Leeks (Allium ampeloprasum)

Although leeks are not very popular in this country, they are cold hardy, easy to propagate and effortless to grow. They produce perfect flowers (mostly) and are easily cross- pollinated by insects. You might think bees, but flies are also a major pollinator. If you don’t want to isolate varieties by a mile or so, or bag them and hand pollinate, try growing just one variety at a time; or, staggering these biennials so that only one variety blooms each year. They will not cross-pollinate with onions or garlic. However, the flower heads take longer to mature than onions so be patient when growing for seed. When the seed heads are ripe, I often reseed directly in the beds without bothering to harvest, clean and store seed. If you leave the seed producing leek plant in the bed, it may look like it has died back, but will produce side shoots, called leek pearls that grow into identical plants for you to transplant into new beds or grow in place to table size. Seed stored in a cool dry place will remain viable for 3 years.

Garlic (Allium sativum)

Garlic is one of those plants that do not produce flowers, have no sexual reproduction and are referred to as clones. However, they do produce a bloom like head filled with small bulbils that you can plant either for “green garlic” or for bulbs. The first year bulbils will produce unsegmented rounders and full bulbs with cloves the second year. We use some of the bulbils in the kitchen and plant the rest for “green garlic”. If you have not tried “green garlic”, grow some and enjoy the treat. Plant your garlic cloves in the fall to get vigorous growth and large bulbs in the summer. If you prefer not to mess with bulbils, harvest the bloom stalks “stipes” when young and enjoy a gourmet treat.

Continued . . . . propagating bulbing onions as well as the other lesser know members of the onion family.

till next time,

Darrol Shillingburg
Doña Ana Extension Master Gardener

References:

Articles and information about Alliums on this website:

Seeds of Chance - The Selfers and The Outcrossers (link)
Why Not Leeks? - The basics about how to plant and grow leeks. (link)
To Vichyssoise and Beyond - Leeks in the kitchen and unusual varieties. (link)
Allium Resource Page - Additional references and suppliers (link)
Seed Suppliers - A linked list of 53 suppliers of seeds and plants. (link)

Publications:

Seed to Seed, Seed Saving Techniques for the Vegetable Gardener - Suzanne Ashworth, Kent Whealy

Garden Secrets, A Guide to Understanding How Your Garden Grows and How You Can Help It Grow Even Better – Dorothy Hinshaw

NOFA (Northeast Organic Farming Association) Handbook series – The Wisdom of Plant Heritage: Organic Seed Production and Saving - by Bryan Connolly with contributing editor.


Glossary:

Self-pollination is a form of pollination that can occur when a flower has both stamens and a pistil in which the cultivar or species is self-fertile and the stamens and the sticky stigma of the pistil contact each other to accomplish pollination.

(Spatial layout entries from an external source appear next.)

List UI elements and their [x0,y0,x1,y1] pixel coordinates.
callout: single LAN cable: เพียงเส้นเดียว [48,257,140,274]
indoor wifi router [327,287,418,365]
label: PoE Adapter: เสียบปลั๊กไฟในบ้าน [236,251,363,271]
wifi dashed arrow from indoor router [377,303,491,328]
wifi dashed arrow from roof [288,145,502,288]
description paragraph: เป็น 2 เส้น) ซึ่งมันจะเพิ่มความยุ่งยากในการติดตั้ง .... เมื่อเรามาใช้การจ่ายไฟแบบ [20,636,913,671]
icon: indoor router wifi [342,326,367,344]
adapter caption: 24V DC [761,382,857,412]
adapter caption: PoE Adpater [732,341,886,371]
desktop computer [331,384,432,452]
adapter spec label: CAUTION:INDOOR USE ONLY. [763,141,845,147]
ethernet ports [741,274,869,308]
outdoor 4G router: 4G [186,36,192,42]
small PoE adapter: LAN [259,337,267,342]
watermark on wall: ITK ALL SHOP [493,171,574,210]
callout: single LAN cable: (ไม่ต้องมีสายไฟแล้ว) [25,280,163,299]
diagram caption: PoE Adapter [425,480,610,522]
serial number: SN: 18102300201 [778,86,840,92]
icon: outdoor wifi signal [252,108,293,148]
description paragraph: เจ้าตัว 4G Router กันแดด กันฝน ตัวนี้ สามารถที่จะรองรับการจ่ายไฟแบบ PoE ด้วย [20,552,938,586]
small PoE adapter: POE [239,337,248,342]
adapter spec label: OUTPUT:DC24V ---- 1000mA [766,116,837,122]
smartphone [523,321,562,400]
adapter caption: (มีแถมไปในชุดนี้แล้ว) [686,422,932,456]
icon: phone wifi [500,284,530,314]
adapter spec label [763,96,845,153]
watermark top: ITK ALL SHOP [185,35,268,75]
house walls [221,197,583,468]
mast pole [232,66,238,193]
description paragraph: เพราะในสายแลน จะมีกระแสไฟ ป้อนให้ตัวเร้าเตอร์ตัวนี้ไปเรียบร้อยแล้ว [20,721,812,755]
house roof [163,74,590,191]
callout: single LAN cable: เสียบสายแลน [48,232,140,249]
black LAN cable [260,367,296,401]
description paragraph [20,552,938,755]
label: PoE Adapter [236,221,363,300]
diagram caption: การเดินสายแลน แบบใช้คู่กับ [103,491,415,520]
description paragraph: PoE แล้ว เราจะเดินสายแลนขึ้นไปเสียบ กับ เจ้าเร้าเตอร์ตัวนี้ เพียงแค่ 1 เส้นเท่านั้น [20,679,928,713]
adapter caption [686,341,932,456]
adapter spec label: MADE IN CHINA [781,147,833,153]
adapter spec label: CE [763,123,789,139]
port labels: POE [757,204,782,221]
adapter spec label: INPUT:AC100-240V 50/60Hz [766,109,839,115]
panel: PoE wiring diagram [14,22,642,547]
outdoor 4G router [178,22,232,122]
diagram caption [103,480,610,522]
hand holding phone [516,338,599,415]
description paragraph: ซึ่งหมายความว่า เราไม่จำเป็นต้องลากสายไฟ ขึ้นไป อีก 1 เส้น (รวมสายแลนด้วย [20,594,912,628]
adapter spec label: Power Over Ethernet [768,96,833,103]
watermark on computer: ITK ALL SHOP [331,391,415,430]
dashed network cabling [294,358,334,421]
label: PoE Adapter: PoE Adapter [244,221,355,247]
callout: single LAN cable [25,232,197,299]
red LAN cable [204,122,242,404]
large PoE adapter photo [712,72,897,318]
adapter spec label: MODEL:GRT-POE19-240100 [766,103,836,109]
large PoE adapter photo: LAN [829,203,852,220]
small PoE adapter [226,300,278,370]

A cultivar is a cultivated plant that has received a name under the International Code of Nomenclature for Cultivated Plants. For this, it must be distinct from other cultivars and it must be possible to propagate it reliably, in the manner prescribed for that particular cultivar. Status as a cultivar is a quite limited one, with nomenclatural consequences only; it offers no legal protection.

Inbreeding depression is reduced fitness in a given population as a result of breeding of related individuals. Breeding between closely related individuals results in more recessive deleterious traits manifesting themselves.